Publications & Resources
Beyond Summative Evaluation: The Instructional Quality Assessment as a Professional Development Tool
Amy C. Crosson, Melissa Boston, Allison Levison, Lindsay Clare Matsumura, Lauren B. Resnick, Mikyung Kim Wolf, and Brian W. Junker
In order to improve students’ opportunities to learn, educators need tools that can assist them to reflect on and analyze their own and others’ teaching practice. Many available observation tools and protocols for studying student work are inadequate because they do not directly engage educators in core issues about rigorous content and pedagogy.
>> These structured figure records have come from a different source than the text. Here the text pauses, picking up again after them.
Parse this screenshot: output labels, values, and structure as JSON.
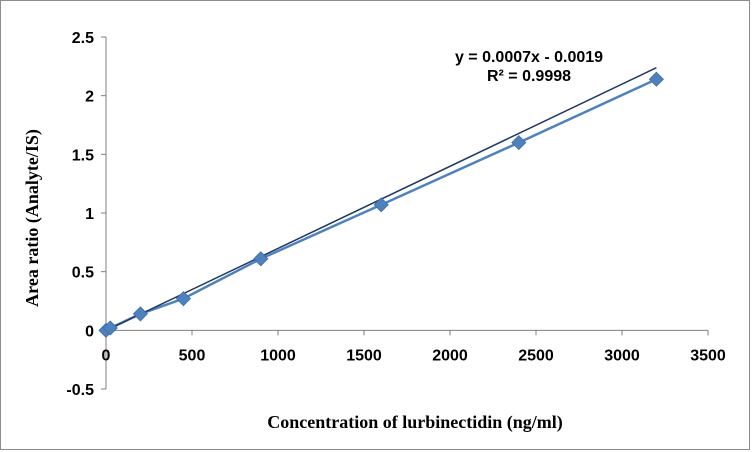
{
  "chart_data": {
    "type": "scatter",
    "title": "",
    "xlabel": "Concentration of lurbinectidin  (ng/ml)",
    "ylabel": "Area ratio (Analyte/IS)",
    "xlim": [
      0,
      3500
    ],
    "ylim": [
      -0.5,
      2.5
    ],
    "x_ticks": [
      "0",
      "500",
      "1000",
      "1500",
      "2000",
      "2500",
      "3000",
      "3500"
    ],
    "y_ticks": [
      "2.5",
      "2",
      "1.5",
      "1",
      "0.5",
      "0",
      "-0.5"
    ],
    "grid": false,
    "legend": "none",
    "series": [
      {
        "x": [
          0,
          25,
          200,
          450,
          900,
          1600,
          2400,
          3200
        ],
        "y": [
          0.0,
          0.02,
          0.14,
          0.27,
          0.61,
          1.07,
          1.6,
          2.14
        ],
        "marker": "diamond",
        "color": "#4f81bd"
      }
    ],
    "trendline": {
      "slope": 0.0007,
      "intercept": -0.0019,
      "equation": "y = 0.0007x - 0.0019",
      "r_squared": "R² = 0.9998",
      "color": "#1f3864"
    }
  }
}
In this conceptual paper, we argue that the Instructional Quality Assessment (IQA)—a formal toolkit for rating instructional quality that is based primarily on classroom observations and student assignments—has strong potential to support professional development within schools at multiple levels. We argue that the IQA could be useful to teachers for analyzing their own and their colleagues’ practice; additionally, the IQA could aid the efforts of principals in their work as instructional leaders, identifying effective practitioners to help lead professional development within a school and targeting professional development needs that would require external support. Although the IQA was designed for summative, external evaluation, we argue that the steps taken to improve the reliability of the instrument—particularly the efforts to make the rubric descriptors for gradations of instructional quality as transparent as possible—also serve to make the tool a resource for professional growth among educators.
Crosson, A. C., Boston, M., Levison, A., Matsumura, L. C., Resnick, L. B., Wolf, M. K., & Junker, B. W. (2006). Beyond summative evaluation: The instructional quality assessment as a professional development tool (CSE Report 691). Los Angeles: University of California, Los Angeles, National Center for Research on Evaluation, Standards, and Student Testing (CRESST).